Кто знает, о чем она думала? Одному небу известно, какие еще дела творятся вокруг нас. Они выплывают на свет, слава богу, не слишком часто.
Позже я подкрался к веранде. Женщина все еще была там, а рядом с нею маленький Бинг, склонившийся к ней. Потом я увидел, как он взял ее за руку, погладил и, поглядывая на небо, увел женщину в темноту".
ЧУДАК
Перевод Ю. Жуковой
В нем чувствовался сильный характер, если можно утверждать это о человеке, который еще ходит в детских платьицах. Да, платьице было совсем коротенькое - всего в девять дюймов длиной, - зато его носило существо с сильным и решительным характером. На корабле все называли его Чудаком. Почему? Трудно сказать. Может быть, за то, что он презабавно ковылял целые дни по всему кораблю, был толстый, как мячик, и казался отчаянным забиякой. Настоящее имя его было Фердинанд, но родители называли его "малыш", а мы прозвали "Чудаком".
Два месяца мы плыли под парусами на запад, к мысу Доброй Надежды. Почти все время держалась ясная, тихая погода, а в такую погоду его выпускали на палубу, где он ходил вперевалочку или стоял, прижавшись к чьим-нибудь коленям. Если вы начинали его разглядывать, он в ответ принимался изучать вас, и становилось ясно, что он дает вам ничуть не более лестную оценку, чем вы ему. Он всегда брал над вами верх.
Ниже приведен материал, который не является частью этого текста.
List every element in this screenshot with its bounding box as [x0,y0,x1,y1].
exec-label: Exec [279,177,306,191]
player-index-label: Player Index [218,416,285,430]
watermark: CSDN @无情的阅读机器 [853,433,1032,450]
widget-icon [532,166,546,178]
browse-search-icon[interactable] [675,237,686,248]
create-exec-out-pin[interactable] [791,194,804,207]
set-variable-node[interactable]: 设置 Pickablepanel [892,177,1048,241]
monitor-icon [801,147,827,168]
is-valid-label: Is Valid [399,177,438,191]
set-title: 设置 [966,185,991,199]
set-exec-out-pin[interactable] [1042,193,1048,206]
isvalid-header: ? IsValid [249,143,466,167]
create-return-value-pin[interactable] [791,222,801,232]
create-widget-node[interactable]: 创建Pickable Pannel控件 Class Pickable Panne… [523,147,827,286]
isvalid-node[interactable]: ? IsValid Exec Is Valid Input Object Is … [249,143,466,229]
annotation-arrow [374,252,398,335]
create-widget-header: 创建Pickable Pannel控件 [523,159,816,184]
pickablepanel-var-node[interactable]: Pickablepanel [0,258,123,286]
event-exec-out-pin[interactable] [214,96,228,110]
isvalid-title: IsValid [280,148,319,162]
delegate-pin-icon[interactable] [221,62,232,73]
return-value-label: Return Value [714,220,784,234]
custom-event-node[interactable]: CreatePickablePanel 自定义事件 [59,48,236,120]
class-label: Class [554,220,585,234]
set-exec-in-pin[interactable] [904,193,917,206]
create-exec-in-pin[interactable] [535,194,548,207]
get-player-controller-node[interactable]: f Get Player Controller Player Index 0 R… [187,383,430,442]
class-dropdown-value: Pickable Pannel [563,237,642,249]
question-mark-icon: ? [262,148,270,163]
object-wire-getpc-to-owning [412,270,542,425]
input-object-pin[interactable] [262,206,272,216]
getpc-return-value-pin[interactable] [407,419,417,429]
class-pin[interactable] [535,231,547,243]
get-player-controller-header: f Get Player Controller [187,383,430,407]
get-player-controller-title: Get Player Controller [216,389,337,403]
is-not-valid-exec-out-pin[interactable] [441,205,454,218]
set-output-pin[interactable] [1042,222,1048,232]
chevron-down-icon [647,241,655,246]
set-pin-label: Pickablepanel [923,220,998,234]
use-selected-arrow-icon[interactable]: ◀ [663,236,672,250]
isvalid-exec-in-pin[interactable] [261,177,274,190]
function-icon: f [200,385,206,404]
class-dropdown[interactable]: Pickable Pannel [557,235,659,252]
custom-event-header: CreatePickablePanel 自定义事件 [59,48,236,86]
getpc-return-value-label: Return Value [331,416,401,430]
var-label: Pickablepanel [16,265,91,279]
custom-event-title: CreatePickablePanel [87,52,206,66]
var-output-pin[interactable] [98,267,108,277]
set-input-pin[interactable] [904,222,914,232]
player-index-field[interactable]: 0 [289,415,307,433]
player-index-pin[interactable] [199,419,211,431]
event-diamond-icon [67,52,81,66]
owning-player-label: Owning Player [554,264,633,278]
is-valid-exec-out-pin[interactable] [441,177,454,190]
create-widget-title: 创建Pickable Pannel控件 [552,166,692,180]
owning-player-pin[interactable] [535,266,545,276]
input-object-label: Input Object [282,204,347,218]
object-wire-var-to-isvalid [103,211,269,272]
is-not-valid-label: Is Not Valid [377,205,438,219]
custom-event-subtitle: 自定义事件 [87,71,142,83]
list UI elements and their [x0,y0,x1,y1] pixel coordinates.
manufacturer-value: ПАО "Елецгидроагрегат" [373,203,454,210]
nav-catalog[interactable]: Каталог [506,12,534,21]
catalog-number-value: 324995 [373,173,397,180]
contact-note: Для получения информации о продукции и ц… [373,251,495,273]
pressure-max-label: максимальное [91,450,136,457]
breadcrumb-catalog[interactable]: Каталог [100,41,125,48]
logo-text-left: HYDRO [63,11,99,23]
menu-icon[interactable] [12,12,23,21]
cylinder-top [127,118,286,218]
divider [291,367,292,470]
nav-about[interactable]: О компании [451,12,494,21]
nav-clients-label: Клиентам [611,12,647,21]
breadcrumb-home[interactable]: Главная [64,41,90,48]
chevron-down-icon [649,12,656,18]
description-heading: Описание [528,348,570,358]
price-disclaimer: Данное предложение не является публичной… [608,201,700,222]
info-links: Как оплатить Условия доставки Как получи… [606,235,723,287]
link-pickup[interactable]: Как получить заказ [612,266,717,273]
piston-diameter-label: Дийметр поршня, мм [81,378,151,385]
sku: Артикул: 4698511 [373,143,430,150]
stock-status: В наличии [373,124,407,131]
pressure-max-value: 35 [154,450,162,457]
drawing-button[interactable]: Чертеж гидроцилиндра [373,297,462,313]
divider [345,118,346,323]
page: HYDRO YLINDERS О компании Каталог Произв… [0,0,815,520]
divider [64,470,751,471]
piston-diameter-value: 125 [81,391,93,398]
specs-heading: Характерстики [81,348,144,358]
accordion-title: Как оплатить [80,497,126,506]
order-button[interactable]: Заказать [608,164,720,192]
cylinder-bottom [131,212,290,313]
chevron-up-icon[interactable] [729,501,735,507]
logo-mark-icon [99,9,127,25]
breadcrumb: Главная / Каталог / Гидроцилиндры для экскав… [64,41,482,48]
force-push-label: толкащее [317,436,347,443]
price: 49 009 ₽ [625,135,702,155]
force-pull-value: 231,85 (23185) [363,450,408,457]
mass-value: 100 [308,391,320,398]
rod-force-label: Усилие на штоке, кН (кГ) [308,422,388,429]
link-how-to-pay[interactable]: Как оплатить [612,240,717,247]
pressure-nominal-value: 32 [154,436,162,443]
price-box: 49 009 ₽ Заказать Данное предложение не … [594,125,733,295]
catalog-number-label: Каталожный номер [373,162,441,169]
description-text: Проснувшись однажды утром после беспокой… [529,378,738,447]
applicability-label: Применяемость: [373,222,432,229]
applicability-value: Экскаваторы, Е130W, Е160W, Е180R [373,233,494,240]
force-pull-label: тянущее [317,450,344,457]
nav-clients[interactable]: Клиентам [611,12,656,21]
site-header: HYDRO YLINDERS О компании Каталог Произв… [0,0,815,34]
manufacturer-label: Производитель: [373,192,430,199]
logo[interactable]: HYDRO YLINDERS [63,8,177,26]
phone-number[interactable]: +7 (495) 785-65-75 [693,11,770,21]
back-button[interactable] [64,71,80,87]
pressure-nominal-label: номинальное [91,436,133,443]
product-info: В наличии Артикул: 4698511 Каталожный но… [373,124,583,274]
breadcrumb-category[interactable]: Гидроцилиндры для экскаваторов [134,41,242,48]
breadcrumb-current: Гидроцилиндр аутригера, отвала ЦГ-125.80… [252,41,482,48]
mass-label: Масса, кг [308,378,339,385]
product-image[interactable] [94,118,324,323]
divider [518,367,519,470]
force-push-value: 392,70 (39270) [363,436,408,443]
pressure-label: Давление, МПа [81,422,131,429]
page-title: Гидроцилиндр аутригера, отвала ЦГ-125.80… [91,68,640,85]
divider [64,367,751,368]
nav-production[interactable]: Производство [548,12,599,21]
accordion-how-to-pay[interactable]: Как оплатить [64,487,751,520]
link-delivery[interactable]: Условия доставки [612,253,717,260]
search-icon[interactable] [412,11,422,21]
Вместо того чтобы спорить, с какой скоростью идет наш корабль, мы усвоили привычку ежедневно биться об заклад, сколько раз в этот день наш Чудак будет плакать. Десять считалось наименьшей цифрой, а сорок наибольшей. Однажды в жаркий безветреный день, когда Чудаку нечего было делать, выиграла цифра тридцать семь; в бурную погоду победа доставалась тем, кто называл наименьшие цифры: он любил смотреть, как катятся большие волны, и проводил почти все время в шпигатах {Отверстие в борту судна для удаления с палубы воды.}, куда неизменно скатывался. Он никогда не плакал от боли, но гнев или уязвленное чувство собственного достоинства всегда вызывали у него слезы. Чудак был славный малыш; во время нашего плавания ему исполнилось три года. Старый матрос Энди, который шил и чинил у нас на корабле паруса, готов был биться об заклад, что Чудак положит на обе лопатки своего братишку Фредди, которому скоро должно было исполниться пять лет.
Он был неразговорчив, наш Чудак, - он берег свои легкие для других целей; не обещал он и стать когда-нибудь великим мыслителем, но все мы гордились им и жаждали сравнить его с другим ребенком такого же возраста и веса, если бы только такого можно было найти.